No seu conjunto, as obras de Preenchendo Vazios compõem uma espécie de interior de uma casa conceptual, com as hastes no pátio de entrada, o sofá e o espelho na divisão central, e o candeeiro de lumiar e as esculturas pousadas sobre RESPAWN a dar continuidade à decoração da sala de estar. Em conversa com o artista, torna-se evidente que o seu pensamento se alicerça na criação de espaços nos quais as pessoas se sentem em casa e no levantamento concomitante de questões desconfortáveis.[8] Não surpreenderá, portanto, que a exposição se caracterize por esta inquietante tensão conceptual de desconforto entre a realidade do mundo exterior e a natureza acolhedora do ambiente doméstico.

É um prazer ver uma exposição tão contemporânea — num sentido global, local e multicultural (e, portanto, multi-referencial) — e, ao mesmo tempo, tão terra-a-terra. Ainda que possam eludir o intelecto, resguardando possíveis leituras veladas e interpretações inverificáveis, as obras que compõem Preenchendo Vazios, do ponto de vista emocional, veiculam uma tensão palpável entre conforto e desconforto: um sentimento que não me largou nas semanas que se seguiram à minha visita. Mais do que qualquer outra coisa, esta exposição mostra que Dozie Kanu está a dar os primeiros e auspiciosos passos no desenvolvimento de uma linguagem visual do novo materialismo — e, quanto a mim, mal posso esperar por aquilo que o artista nos reserva para os próximos tempos.

 

Dozie Kanu

 

Lumiar Cité

 

 

 

Maria Kruglyak é investigadora, crítica e escritora especializada em arte e cultura contemporânea. É editora-chefe e fundadora de Culturala, uma revista de arte e teoria cultural em rede que experimenta uma linguagem direta e accessível para a arte contemporânea. É mestre em História da Arte pela SOAS, Universidade de Londres, onde se focou na arte contemporânea do Leste e Sudeste Asiático.
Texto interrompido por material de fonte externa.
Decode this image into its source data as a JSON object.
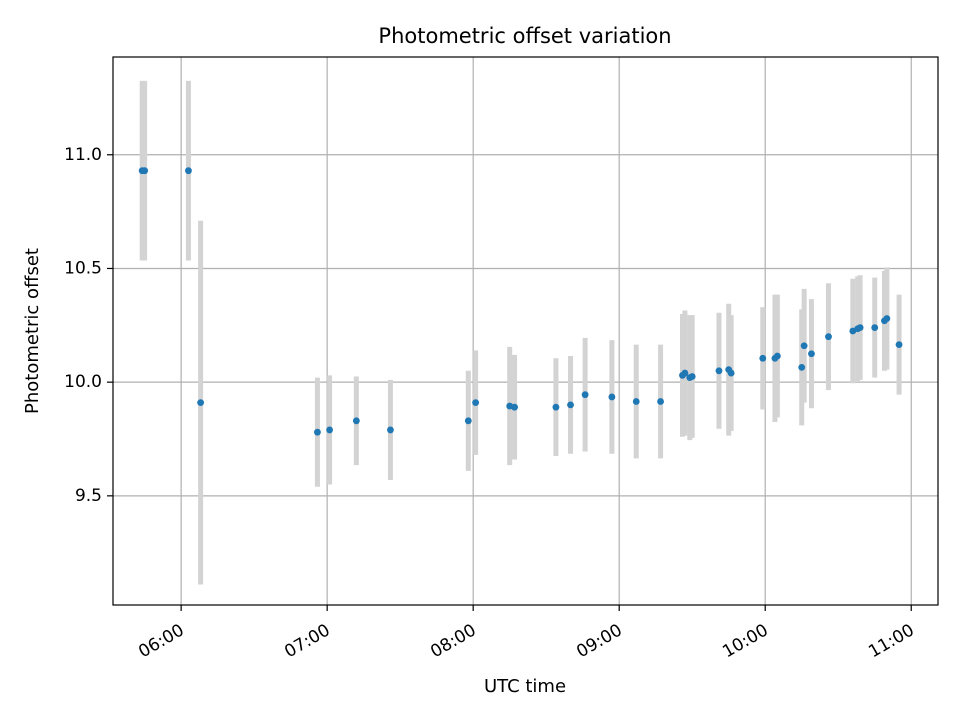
{
  "chart_data": {
    "type": "scatter",
    "title": "Photometric offset variation",
    "xlabel": "UTC time",
    "ylabel": "Photometric offset",
    "xlim": [
      "05:32",
      "11:11"
    ],
    "ylim": [
      9.02,
      11.43
    ],
    "x_ticks": [
      "06:00",
      "07:00",
      "08:00",
      "09:00",
      "10:00",
      "11:00"
    ],
    "y_ticks": [
      9.5,
      10.0,
      10.5,
      11.0
    ],
    "y_tick_labels": [
      "9.5",
      "10.0",
      "10.5",
      "11.0"
    ],
    "grid": true,
    "legend": "none",
    "point_color": "#1f77b4",
    "errorbar_color": "#d3d3d3",
    "points": [
      {
        "time": "05:44",
        "y": 10.93,
        "err": 0.395
      },
      {
        "time": "05:45",
        "y": 10.93,
        "err": 0.395
      },
      {
        "time": "06:03",
        "y": 10.93,
        "err": 0.395
      },
      {
        "time": "06:08",
        "y": 9.91,
        "err": 0.8
      },
      {
        "time": "06:56",
        "y": 9.78,
        "err": 0.24
      },
      {
        "time": "07:01",
        "y": 9.79,
        "err": 0.24
      },
      {
        "time": "07:12",
        "y": 9.83,
        "err": 0.195
      },
      {
        "time": "07:26",
        "y": 9.79,
        "err": 0.22
      },
      {
        "time": "07:58",
        "y": 9.83,
        "err": 0.22
      },
      {
        "time": "08:01",
        "y": 9.91,
        "err": 0.23
      },
      {
        "time": "08:15",
        "y": 9.895,
        "err": 0.26
      },
      {
        "time": "08:17",
        "y": 9.89,
        "err": 0.23
      },
      {
        "time": "08:34",
        "y": 9.89,
        "err": 0.215
      },
      {
        "time": "08:40",
        "y": 9.9,
        "err": 0.215
      },
      {
        "time": "08:46",
        "y": 9.945,
        "err": 0.25
      },
      {
        "time": "08:57",
        "y": 9.935,
        "err": 0.25
      },
      {
        "time": "09:07",
        "y": 9.915,
        "err": 0.25
      },
      {
        "time": "09:17",
        "y": 9.915,
        "err": 0.25
      },
      {
        "time": "09:26",
        "y": 10.03,
        "err": 0.27
      },
      {
        "time": "09:27",
        "y": 10.04,
        "err": 0.275
      },
      {
        "time": "09:29",
        "y": 10.02,
        "err": 0.275
      },
      {
        "time": "09:30",
        "y": 10.025,
        "err": 0.27
      },
      {
        "time": "09:41",
        "y": 10.05,
        "err": 0.255
      },
      {
        "time": "09:45",
        "y": 10.055,
        "err": 0.29
      },
      {
        "time": "09:46",
        "y": 10.04,
        "err": 0.255
      },
      {
        "time": "09:59",
        "y": 10.105,
        "err": 0.225
      },
      {
        "time": "10:04",
        "y": 10.105,
        "err": 0.28
      },
      {
        "time": "10:05",
        "y": 10.115,
        "err": 0.27
      },
      {
        "time": "10:15",
        "y": 10.065,
        "err": 0.255
      },
      {
        "time": "10:16",
        "y": 10.16,
        "err": 0.25
      },
      {
        "time": "10:19",
        "y": 10.125,
        "err": 0.24
      },
      {
        "time": "10:26",
        "y": 10.2,
        "err": 0.235
      },
      {
        "time": "10:36",
        "y": 10.225,
        "err": 0.23
      },
      {
        "time": "10:38",
        "y": 10.235,
        "err": 0.23
      },
      {
        "time": "10:39",
        "y": 10.24,
        "err": 0.23
      },
      {
        "time": "10:45",
        "y": 10.24,
        "err": 0.22
      },
      {
        "time": "10:49",
        "y": 10.27,
        "err": 0.22
      },
      {
        "time": "10:50",
        "y": 10.28,
        "err": 0.225
      },
      {
        "time": "10:55",
        "y": 10.165,
        "err": 0.22
      }
    ]
  }
}
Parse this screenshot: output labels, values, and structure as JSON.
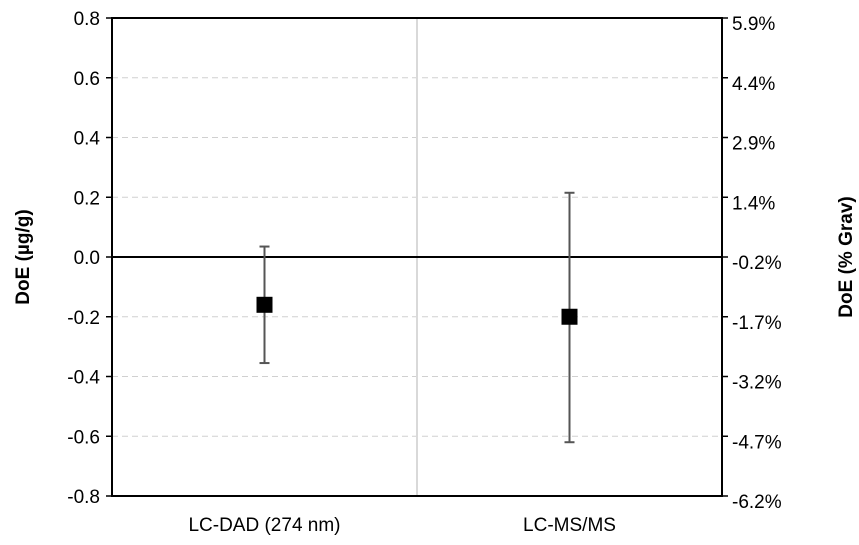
{
  "chart_data": {
    "type": "scatter",
    "title": "",
    "ylabel": "DoE (µg/g)",
    "y2label": "DoE (% Grav)",
    "ylim": [
      -0.8,
      0.8
    ],
    "yticks": [
      "0.8",
      "0.6",
      "0.4",
      "0.2",
      "0.0",
      "-0.2",
      "-0.4",
      "-0.6",
      "-0.8"
    ],
    "ytick_values": [
      0.8,
      0.6,
      0.4,
      0.2,
      0.0,
      -0.2,
      -0.4,
      -0.6,
      -0.8
    ],
    "y2ticks": [
      "5.9%",
      "4.4%",
      "2.9%",
      "1.4%",
      "-0.2%",
      "-1.7%",
      "-3.2%",
      "-4.7%",
      "-6.2%"
    ],
    "categories": [
      "LC-DAD (274 nm)",
      "LC-MS/MS"
    ],
    "values": [
      -0.16,
      -0.2
    ],
    "error_low": [
      -0.355,
      -0.62
    ],
    "error_high": [
      0.035,
      0.215
    ],
    "grid": "horizontal dashed",
    "zero_line": true,
    "colors": {
      "marker": "#000000",
      "errorbar": "#555555",
      "grid": "#d0d0d0",
      "divider": "#d9d9d9"
    }
  }
}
Completou um estágio curatorial e editorial no MAAT em 2022. Atualmente trabalha como redatora freelancer de arte

 

Tradução do EN por Diogo Montenegro. Revista pela editora.

 

© 2024, Daniel Malhão. Maumaus. Dozie Kanu. (7819)
© 2024, Daniel Malhão. Maumaus. Dozie Kanu. (7879)
© 2024, Daniel Malhão. Maumaus. Dozie Kanu. (7846)
© 2024, Daniel Malhão. Maumaus. Dozie Kanu. (7867)
© 2024, Daniel Malhão. Maumaus. Dozie Kanu. (7842)
© 2024, Daniel Malhão. Maumaus. Dozie Kanu. (7858)
© 2024, Daniel Malhão. Maumaus. Dozie Kanu. (7854)
© 2024, Daniel Malhão. Maumaus. Dozie Kanu. (7849)

Dozie Kanu, Preenchendo Vazios. Vistas da exposição no Lumiar Cité, Lisboa, 2024. Fotografias: Daniel Malhão. Cortesia Maumaus/Lumiar Cité.


Notas:

 

[1] Em referência ao conceito de escultura no campo expandido enquanto nova forma da escultura pós-moderna, tal como teorizado por Rosalind Krauss. Rosalind Krauss, “Sculpture in the Expanded Field”, October 8 (primavera de 1979): 30–44.

 

[2] Dozie Kanu salienta que o seu processo artístico e a sua linguagem visual são sobretudo de uma natureza intuitiva. Conversa com Dozie Kanu, 16 de fevereiro de 2024.

 

[3] Numa entrevista conduzida por Jereh Das, Dozie Kanu afirma: "Acho que o futuro vai ser mais autogovernativo, com mais pessoas a assumirem a responsabilidade de si mesmas e do seu destino, por mais piroso que isso soe. […] Acho que o carácter elusivo do meu trabalho e a minha categorização pessoal vem de uma noção de autogovernação e desobediência enraizada na autoridade que tenho para me posicionar onde quer que que seja, ou até em lado nenhum." Jereh Das, “Nigerian-American artist Dozie Kanu on disrupting the norm”, Wallpaper* (4 de março de 2021).

 

[4] Ver Rick Dolphijn e Iris van der Tuin (eds.), New Materialism: Interviews and Cartographies (Open Humanities Press, 2012), no ciclo Graham Harman e Bruno Latour (eds.), New Metaphysics (Open Humanities Press).

 

[5] Conversa com Dozie Kanu, 16 de fevereiro de 2024.

 

[6] Como o artista explica. Ibid.

 

[7] Retrato corriqueiro no sentido em que era corriqueiro ter um retrato de Vladimir Lenin ou Josef Stalin nas paredes de casa na União Soviética, de Mao Tsé-Tung na China e de Kim Il Sung na Coreia do Norte (no último caso, na década de 1970, até era obrigatório).

 

[8] Conversa com Dozie Kanu, 16 de fevereiro de 2024.